Further, ‘hard’ is weasel words While it wouldn’t be a labor of Hercules to find an outlet if I was staying at my parent’s house, it also would not exactly be reasonable.
If I have to arrive during a cookout, get other people to move their vehicles so I can park close to the house, run 100’ or more of cable across an area where people will be walking while carrying stuff, and then take all of that down again when I leave, that’s not hardly the negligible ‘5 seconds of labor there’s no way you’d ever forget or put off’ that people claim charging is.
I think it’s really silly that EV proponents keep painting this picture of a world where there are superchargers easy to find with never a wait along any highway you might travel, every shopping center and hotel has a 240v charger that is always in service with nary a wait, every apartment has assigned parking that a guest can use with charging available, and all places you might camp have an outlet within a five minute walk of your campsite that’s never out of service or tied up by someone else. And it’s especially silly when they whine that I’m ‘discounting their experiences’ when I point out that most of the country doesn’t work that way.

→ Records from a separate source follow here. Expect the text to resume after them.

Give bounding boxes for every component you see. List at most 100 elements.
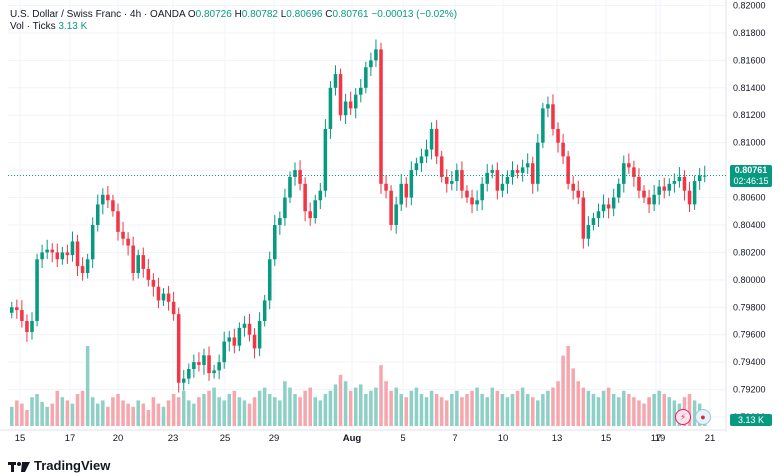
candle-body: [56, 252, 60, 259]
candle-body: [652, 195, 656, 205]
flag-icon[interactable]: ●: [695, 409, 711, 425]
volume-bar: [491, 388, 495, 426]
volume-bar: [501, 394, 505, 426]
candle-body: [597, 211, 601, 218]
exchange: OANDA: [150, 9, 185, 20]
volume-label[interactable]: Vol · Ticks: [10, 21, 56, 32]
volume-bar: [308, 388, 312, 426]
volume-bar: [71, 404, 75, 426]
volume-bar: [354, 388, 358, 426]
candle-body: [136, 255, 140, 273]
volume-bar: [157, 404, 161, 426]
tradingview-logo[interactable]: TradingView: [8, 458, 110, 473]
y-tick-label: 0.81000: [733, 138, 766, 148]
candle-body: [430, 129, 434, 150]
volume-bar: [652, 394, 656, 426]
volume-bar: [632, 397, 636, 426]
candle-body: [698, 176, 702, 181]
volume-bar: [293, 394, 297, 426]
volume-bar: [410, 391, 414, 426]
volume-bar: [263, 388, 267, 426]
lightning-icon[interactable]: ⚡: [675, 409, 691, 425]
volume-bar: [268, 394, 272, 426]
candle-body: [445, 177, 449, 184]
volume-bar: [662, 394, 666, 426]
volume-bar: [56, 391, 60, 426]
candle-body: [263, 300, 267, 321]
candle-body: [379, 49, 383, 183]
last-price-tag: 0.80761 02:46:15: [730, 165, 772, 187]
candle-body: [187, 369, 191, 379]
volume-bar: [379, 365, 383, 426]
candle-body: [116, 211, 120, 232]
volume-bar: [526, 394, 530, 426]
volume-bar: [162, 407, 166, 426]
candle-body: [20, 310, 24, 321]
candle-body: [435, 129, 439, 156]
volume-bar: [571, 368, 575, 426]
candle-body: [40, 252, 44, 259]
candle-body: [167, 294, 171, 302]
candle-body: [288, 177, 292, 198]
y-tick-label: 0.81200: [733, 110, 766, 120]
y-tick-label: 0.81800: [733, 28, 766, 38]
candle-body: [131, 246, 135, 273]
candle-body: [45, 250, 49, 253]
volume-bar: [531, 397, 535, 426]
y-tick-label: 0.81600: [733, 55, 766, 65]
open-label: O: [188, 9, 196, 20]
y-tick-label: 0.80000: [733, 275, 766, 285]
candle-body: [440, 156, 444, 177]
volume-bar: [50, 404, 54, 426]
volume-bar: [536, 400, 540, 426]
candle-body: [197, 362, 201, 365]
x-tick-label: 17: [65, 433, 76, 444]
candle-body: [121, 232, 125, 239]
y-tick-label: 0.80600: [733, 193, 766, 203]
low-value: 0.80696: [286, 9, 322, 20]
volume-bar: [147, 410, 151, 426]
volume-bar: [238, 397, 242, 426]
volume-bar: [587, 391, 591, 426]
candle-body: [384, 184, 388, 191]
candle-body: [506, 177, 510, 184]
candle-body: [192, 362, 196, 369]
volume-bar: [455, 391, 459, 426]
volume-bar: [339, 375, 343, 426]
open-value: 0.80726: [196, 9, 232, 20]
symbol-name[interactable]: U.S. Dollar / Swiss Franc: [10, 9, 121, 20]
candle-body: [587, 225, 591, 239]
volume-tag: 3.13 K: [730, 414, 772, 426]
candle-body: [420, 156, 424, 163]
volume-bar: [202, 394, 206, 426]
candle-body: [283, 198, 287, 219]
interval[interactable]: 4h: [130, 9, 141, 20]
tradingview-mark-icon: [8, 462, 30, 472]
volume-bar: [511, 394, 515, 426]
candle-body: [35, 259, 39, 321]
volume-bar: [303, 391, 307, 426]
candle-body: [227, 337, 231, 341]
volume-bar: [521, 388, 525, 426]
volume-bar: [506, 397, 510, 426]
candle-body: [233, 337, 237, 345]
volume-bar: [394, 388, 398, 426]
volume-bar: [566, 346, 570, 426]
candle-body: [399, 184, 403, 205]
x-tick-label: 19: [655, 433, 666, 444]
volume-bar: [35, 394, 39, 426]
volume-bar: [142, 404, 146, 426]
volume-bar: [602, 391, 606, 426]
candle-body: [693, 181, 697, 204]
candle-body: [96, 204, 100, 225]
candle-body: [389, 191, 393, 225]
volume-bar: [243, 400, 247, 426]
volume-bar: [445, 400, 449, 426]
volume-bar: [475, 388, 479, 426]
volume-bar: [496, 391, 500, 426]
candle-body: [268, 259, 272, 300]
volume-bar: [278, 400, 282, 426]
volume-bar: [374, 388, 378, 426]
countdown: 02:46:15: [730, 176, 772, 187]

90 percent of this thread has been people telling you that you should never own an EV, and you arguing that your experience with cars and being unable to remember to plug electronics in at night is broadly applicable to life in America.
You’re presuming that such rentals would happen often. Or even yearly. For many people, they would shade towards “never”.
Yes, I get that you have a daily commute of half a billion miles or whatever it was you didn’t say. But there are many, many people who are 1) not you, and 2) simply do not have driving needs that would require major accommodation if they were using an EV.
Persons who have driving needs or otherwise are in situations that don’t work well with EVs without major accommodations should not get EVs - at least not until the circumstances change to allow the EVs to be more suited to their needs. This statement does not apply to peoples who merely believe that only gas cars will work for them due to misapprehensions about the capabilities and use of EVs or misapprehensions about their own driving habits and requirements.
Lest we not forget, post #1089 was you taking offense to a simple statement that a hypothetical 5 minute walk was “not totally disrupting your weekend”, and yet somehow you’ve declared that anyone that doesn’t like wasting 30+ minutes 4 times a year for an oil change has a “unusual and extreme aversion.” Got it.